La moral después del desborde

10/12/2025
Por: Luis Miguel Ramírez Aristeguieta. Profesor de la Facultad de Odontología de la UdeA*

«Quizá el imperativo de hoy no consista en repetir principios universales, sino en reconocer que lo universal tiene límites poblacionales. Kant formuló su ética en un mundo con una población trece veces menor. Pretender que la misma estructura moral opere en una humanidad multiplicada sin revisar sus bases materiales es un acto de ingenuidad ilustrada. El imperativo ya no es moralizar al individuo sino educar a la especie: sin una pedagogía del límite, toda universalidad se vuelve apariencia. La RBU puede aliviar, no transformar. Es un puente entre dos mundos. Sin una educación profunda sobre consumo y responsabilidad, terminará siendo un parche más».

El mundo ya desbordó los límites que su ética heredada suponía estables: población creciente, empleos menguantes, demandas infinitas sobre recursos finitos. En este escenario saturado reaparece Kant, no como una salida, sino como la prueba de que una moral pensada para un planeta pequeño ya no alcanza para explicar el presente.

El planeta avanza entre incertidumbres alimentadas por liderazgos frágiles y tensiones crecientes. Sin una guía ética estable, el imperativo categórico de Kant —proponer principios aplicables a todos— aparece desajustado frente al trabajo actual y, aun así, presentado como si pudiera corregirlo.

La presión demográfica rompió la vieja relación entre necesidad y empleo. Ya no hay fábricas donde el simple acto de llegar abría una puerta; ahora el trabajo se busca en plataformas saturadas, filtrado por especializaciones que fragmentan el saber y reducen sus posibilidades reales.

La hiperespecialización genera una paradoja: sobran perfiles, faltan espacios. El conocimiento se dispersa y se vuelve un fin cerrado que deja fuera a miles de jóvenes, no por falta de talento sino por obstáculos
materiales.

En este escenario la universalización kantiana se vuelve impracticable sin una educación demográfica previa. La ética necesita condiciones materiales: cuando la población supera la capacidad del sistema, el imperativo categórico queda reducido a una teoría que no logra abarcar a todos. Allí se exhibe su límite histórico: su sujeto racional choca con un mundo gobernado por utilidad e inmediatez.

Kant pensó su ética en un planeta de unos 700 millones de personas.

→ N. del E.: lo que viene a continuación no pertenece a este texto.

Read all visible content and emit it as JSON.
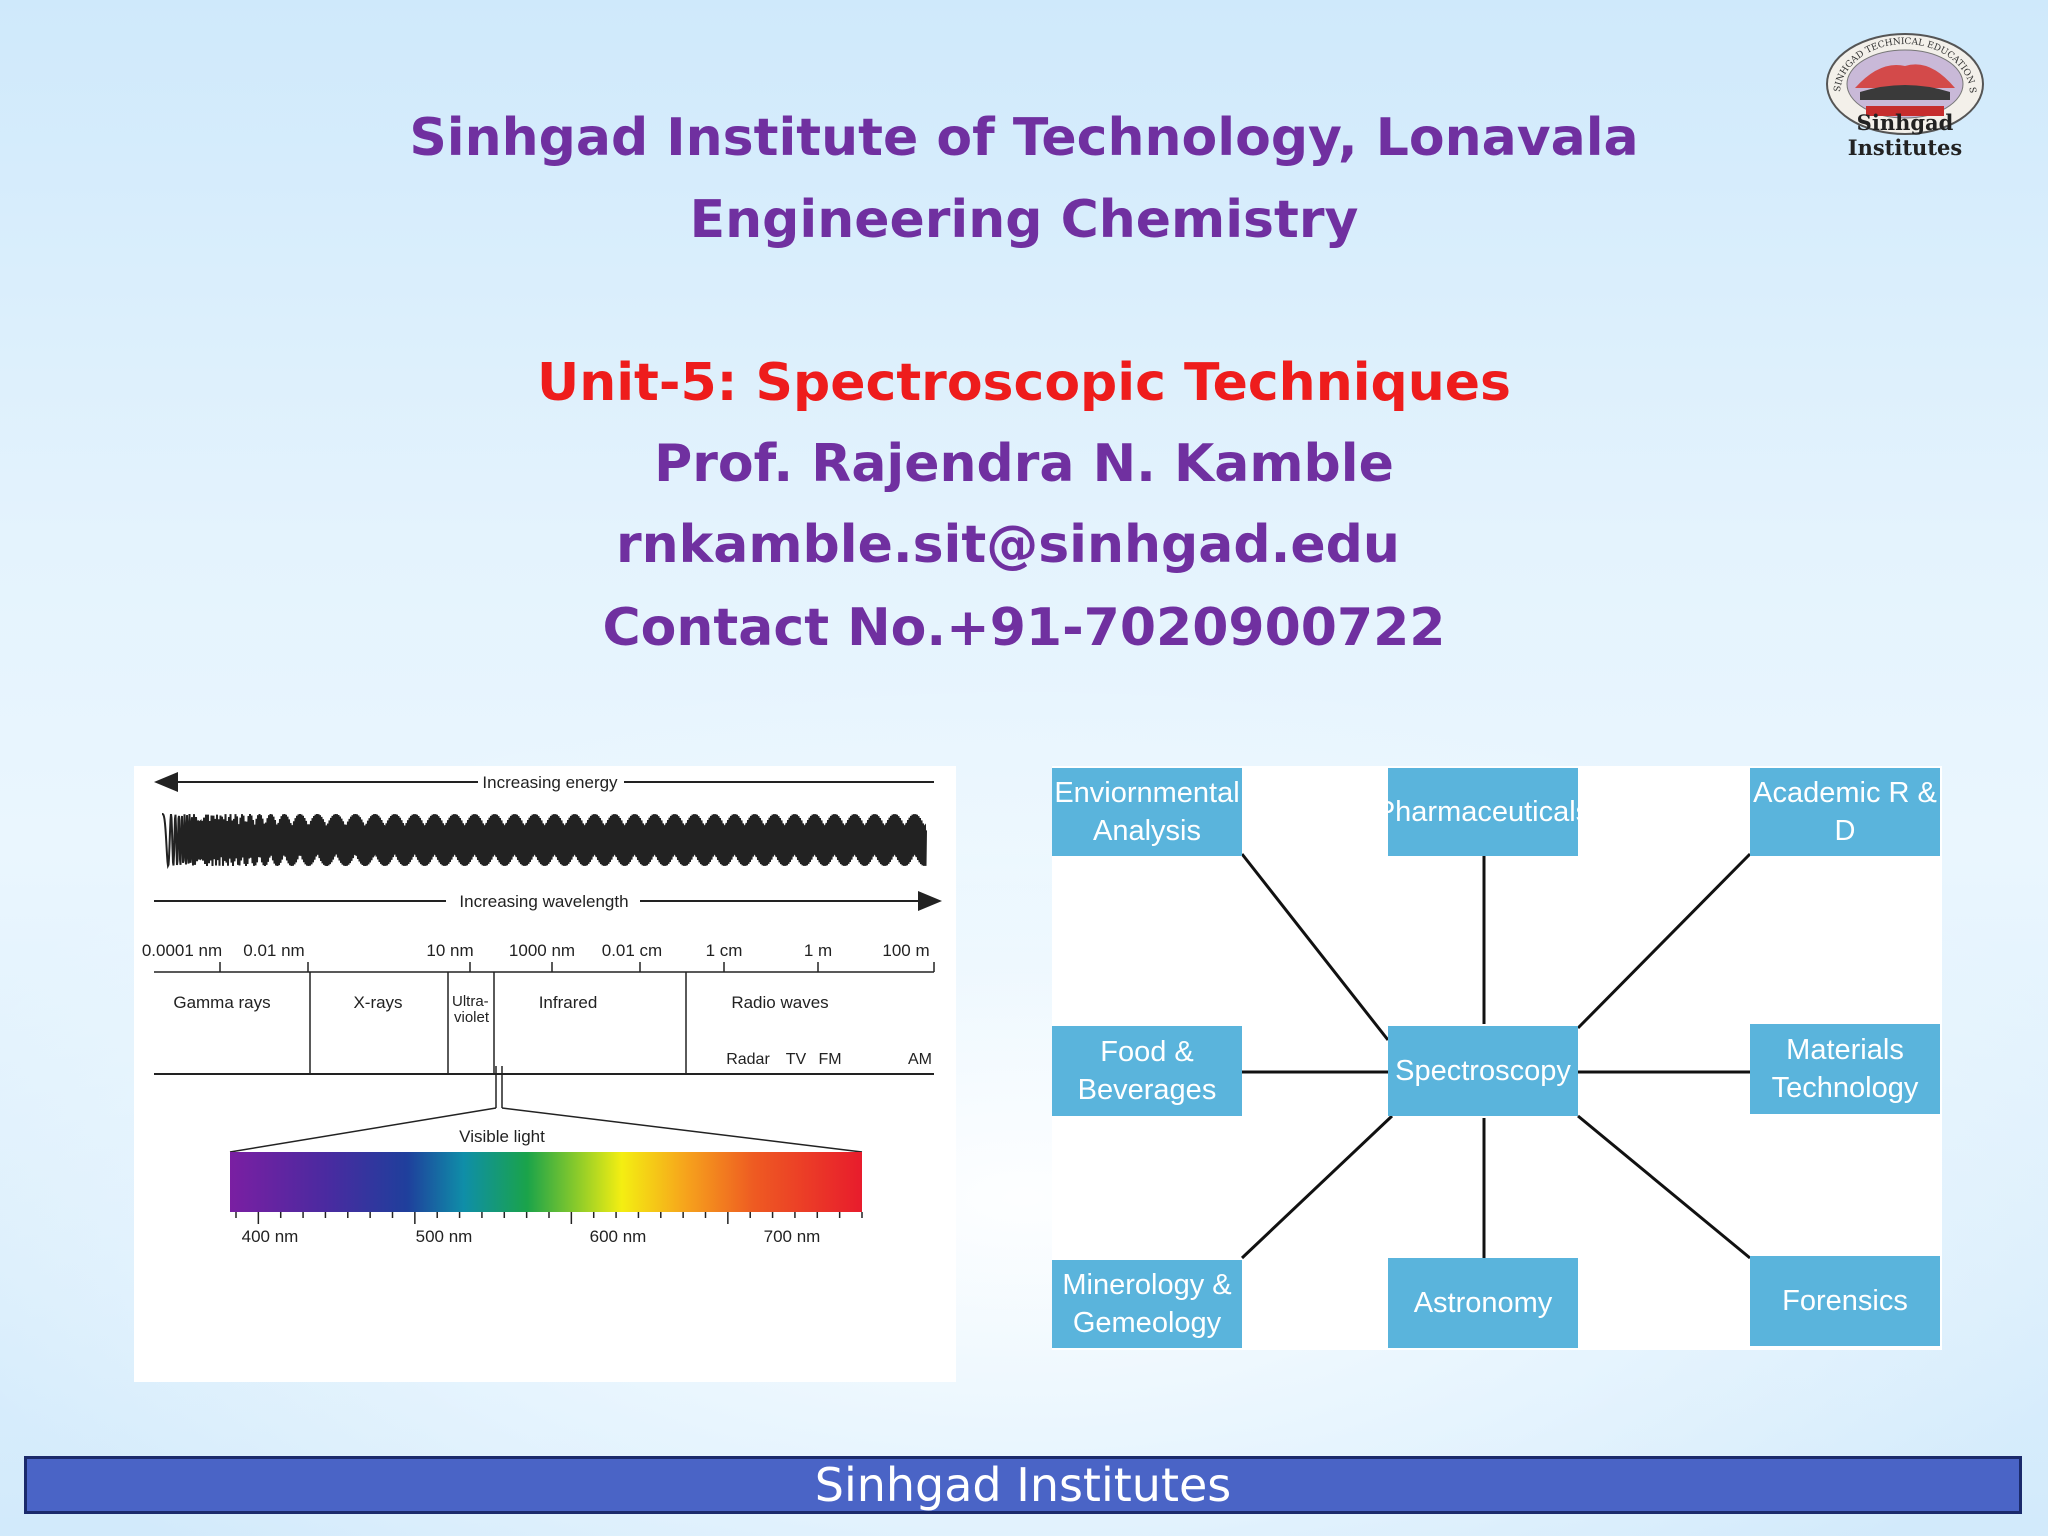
{
  "header": {
    "institute": "Sinhgad Institute of Technology, Lonavala",
    "subject": "Engineering Chemistry"
  },
  "details": {
    "unit": "Unit-5: Spectroscopic Techniques",
    "professor": "Prof. Rajendra N. Kamble",
    "email": "rnkamble.sit@sinhgad.edu",
    "contact": "Contact No.+91-7020900722"
  },
  "logo": {
    "caption": "Sinhgad Institutes",
    "arc_text": "SINHGAD TECHNICAL EDUCATION SOCIETY, PUNE"
  },
  "spectrum": {
    "energy_label": "Increasing energy",
    "wavelength_label": "Increasing wavelength",
    "scale_labels": [
      "0.0001 nm",
      "0.01 nm",
      "10 nm",
      "1000 nm",
      "0.01 cm",
      "1 cm",
      "1 m",
      "100 m"
    ],
    "regions": [
      "Gamma rays",
      "X-rays",
      "Ultra-",
      "violet",
      "Infrared",
      "Radio waves"
    ],
    "radio_bands": [
      "Radar",
      "TV",
      "FM",
      "AM"
    ],
    "visible_label": "Visible light",
    "visible_ticks": [
      "400 nm",
      "500 nm",
      "600 nm",
      "700 nm"
    ]
  },
  "applications": {
    "center": "Spectroscopy",
    "env_line1": "Enviornmental",
    "env_line2": "Analysis",
    "pharma": "Pharmaceuticals",
    "academic": "Academic R & D",
    "food_line1": "Food &",
    "food_line2": "Beverages",
    "materials_line1": "Materials",
    "materials_line2": "Technology",
    "mineral_line1": "Minerology &",
    "mineral_line2": "Gemeology",
    "astronomy": "Astronomy",
    "forensics": "Forensics",
    "box_color": "#5ab4dc"
  },
  "footer": {
    "label": "Sinhgad Institutes"
  },
  "colors": {
    "title_purple": "#7030a0",
    "unit_red": "#ee1c1c",
    "footer_bar": "#4a64c6"
  }
}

Con ocho mil millones, ese sujeto autónomo se diluye en una humanidad vasta, fragmentada y administrada por algoritmos. El deber moral se vuelve una tarea funcional: encajar en el sistema antes que obedecer una ley interior. Así el imperativo se mezcla con la lógica económica: el «deber» se rebaja a «productividad»y la autonomía se repliega.

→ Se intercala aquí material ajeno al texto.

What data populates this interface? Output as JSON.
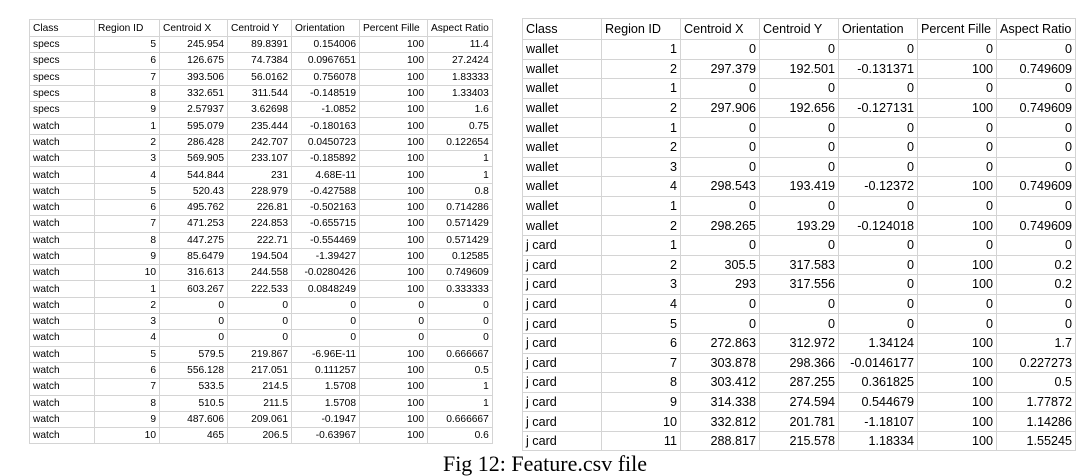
{
  "left_table": {
    "headers": [
      "Class",
      "Region ID",
      "Centroid X",
      "Centroid Y",
      "Orientation",
      "Percent Fille",
      "Aspect Ratio"
    ],
    "rows": [
      [
        "specs",
        "5",
        "245.954",
        "89.8391",
        "0.154006",
        "100",
        "11.4"
      ],
      [
        "specs",
        "6",
        "126.675",
        "74.7384",
        "0.0967651",
        "100",
        "27.2424"
      ],
      [
        "specs",
        "7",
        "393.506",
        "56.0162",
        "0.756078",
        "100",
        "1.83333"
      ],
      [
        "specs",
        "8",
        "332.651",
        "311.544",
        "-0.148519",
        "100",
        "1.33403"
      ],
      [
        "specs",
        "9",
        "2.57937",
        "3.62698",
        "-1.0852",
        "100",
        "1.6"
      ],
      [
        "watch",
        "1",
        "595.079",
        "235.444",
        "-0.180163",
        "100",
        "0.75"
      ],
      [
        "watch",
        "2",
        "286.428",
        "242.707",
        "0.0450723",
        "100",
        "0.122654"
      ],
      [
        "watch",
        "3",
        "569.905",
        "233.107",
        "-0.185892",
        "100",
        "1"
      ],
      [
        "watch",
        "4",
        "544.844",
        "231",
        "4.68E-11",
        "100",
        "1"
      ],
      [
        "watch",
        "5",
        "520.43",
        "228.979",
        "-0.427588",
        "100",
        "0.8"
      ],
      [
        "watch",
        "6",
        "495.762",
        "226.81",
        "-0.502163",
        "100",
        "0.714286"
      ],
      [
        "watch",
        "7",
        "471.253",
        "224.853",
        "-0.655715",
        "100",
        "0.571429"
      ],
      [
        "watch",
        "8",
        "447.275",
        "222.71",
        "-0.554469",
        "100",
        "0.571429"
      ],
      [
        "watch",
        "9",
        "85.6479",
        "194.504",
        "-1.39427",
        "100",
        "0.12585"
      ],
      [
        "watch",
        "10",
        "316.613",
        "244.558",
        "-0.0280426",
        "100",
        "0.749609"
      ],
      [
        "watch",
        "1",
        "603.267",
        "222.533",
        "0.0848249",
        "100",
        "0.333333"
      ],
      [
        "watch",
        "2",
        "0",
        "0",
        "0",
        "0",
        "0"
      ],
      [
        "watch",
        "3",
        "0",
        "0",
        "0",
        "0",
        "0"
      ],
      [
        "watch",
        "4",
        "0",
        "0",
        "0",
        "0",
        "0"
      ],
      [
        "watch",
        "5",
        "579.5",
        "219.867",
        "-6.96E-11",
        "100",
        "0.666667"
      ],
      [
        "watch",
        "6",
        "556.128",
        "217.051",
        "0.111257",
        "100",
        "0.5"
      ],
      [
        "watch",
        "7",
        "533.5",
        "214.5",
        "1.5708",
        "100",
        "1"
      ],
      [
        "watch",
        "8",
        "510.5",
        "211.5",
        "1.5708",
        "100",
        "1"
      ],
      [
        "watch",
        "9",
        "487.606",
        "209.061",
        "-0.1947",
        "100",
        "0.666667"
      ],
      [
        "watch",
        "10",
        "465",
        "206.5",
        "-0.63967",
        "100",
        "0.6"
      ]
    ]
  },
  "right_table": {
    "headers": [
      "Class",
      "Region ID",
      "Centroid X",
      "Centroid Y",
      "Orientation",
      "Percent Fille",
      "Aspect Ratio"
    ],
    "rows": [
      [
        "wallet",
        "1",
        "0",
        "0",
        "0",
        "0",
        "0"
      ],
      [
        "wallet",
        "2",
        "297.379",
        "192.501",
        "-0.131371",
        "100",
        "0.749609"
      ],
      [
        "wallet",
        "1",
        "0",
        "0",
        "0",
        "0",
        "0"
      ],
      [
        "wallet",
        "2",
        "297.906",
        "192.656",
        "-0.127131",
        "100",
        "0.749609"
      ],
      [
        "wallet",
        "1",
        "0",
        "0",
        "0",
        "0",
        "0"
      ],
      [
        "wallet",
        "2",
        "0",
        "0",
        "0",
        "0",
        "0"
      ],
      [
        "wallet",
        "3",
        "0",
        "0",
        "0",
        "0",
        "0"
      ],
      [
        "wallet",
        "4",
        "298.543",
        "193.419",
        "-0.12372",
        "100",
        "0.749609"
      ],
      [
        "wallet",
        "1",
        "0",
        "0",
        "0",
        "0",
        "0"
      ],
      [
        "wallet",
        "2",
        "298.265",
        "193.29",
        "-0.124018",
        "100",
        "0.749609"
      ],
      [
        "j card",
        "1",
        "0",
        "0",
        "0",
        "0",
        "0"
      ],
      [
        "j card",
        "2",
        "305.5",
        "317.583",
        "0",
        "100",
        "0.2"
      ],
      [
        "j card",
        "3",
        "293",
        "317.556",
        "0",
        "100",
        "0.2"
      ],
      [
        "j card",
        "4",
        "0",
        "0",
        "0",
        "0",
        "0"
      ],
      [
        "j card",
        "5",
        "0",
        "0",
        "0",
        "0",
        "0"
      ],
      [
        "j card",
        "6",
        "272.863",
        "312.972",
        "1.34124",
        "100",
        "1.7"
      ],
      [
        "j card",
        "7",
        "303.878",
        "298.366",
        "-0.0146177",
        "100",
        "0.227273"
      ],
      [
        "j card",
        "8",
        "303.412",
        "287.255",
        "0.361825",
        "100",
        "0.5"
      ],
      [
        "j card",
        "9",
        "314.338",
        "274.594",
        "0.544679",
        "100",
        "1.77872"
      ],
      [
        "j card",
        "10",
        "332.812",
        "201.781",
        "-1.18107",
        "100",
        "1.14286"
      ],
      [
        "j card",
        "11",
        "288.817",
        "215.578",
        "1.18334",
        "100",
        "1.55245"
      ]
    ]
  },
  "caption": "Fig 12: Feature.csv file"
}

El lado oscuro del imperativo se oculta en su aparente neutralidad. En nombre de la razón propone un modelo que excluye a viejos, pobres e improductivos, y transforma el deber moral en un filtro de utilidad. Nietzsche advirtió esta domesticación; Schopenhauer insistió en que la voluntad supera a la razón; Foucault mostró que toda moral universal actúa como un dispositivo de poder.

Ante este panorama, el imperativo tendría que volverse compasivo y material. La moral solo puede ser universal si garantiza primero la existencia. La Renta Básica Universal podría sostener la idea de que cada vida es un fin en sí mismo, aunque sin una transformación colectiva podría quedar en un terreno movedizo: ingreso sin sentido, apoyo sin propósitos.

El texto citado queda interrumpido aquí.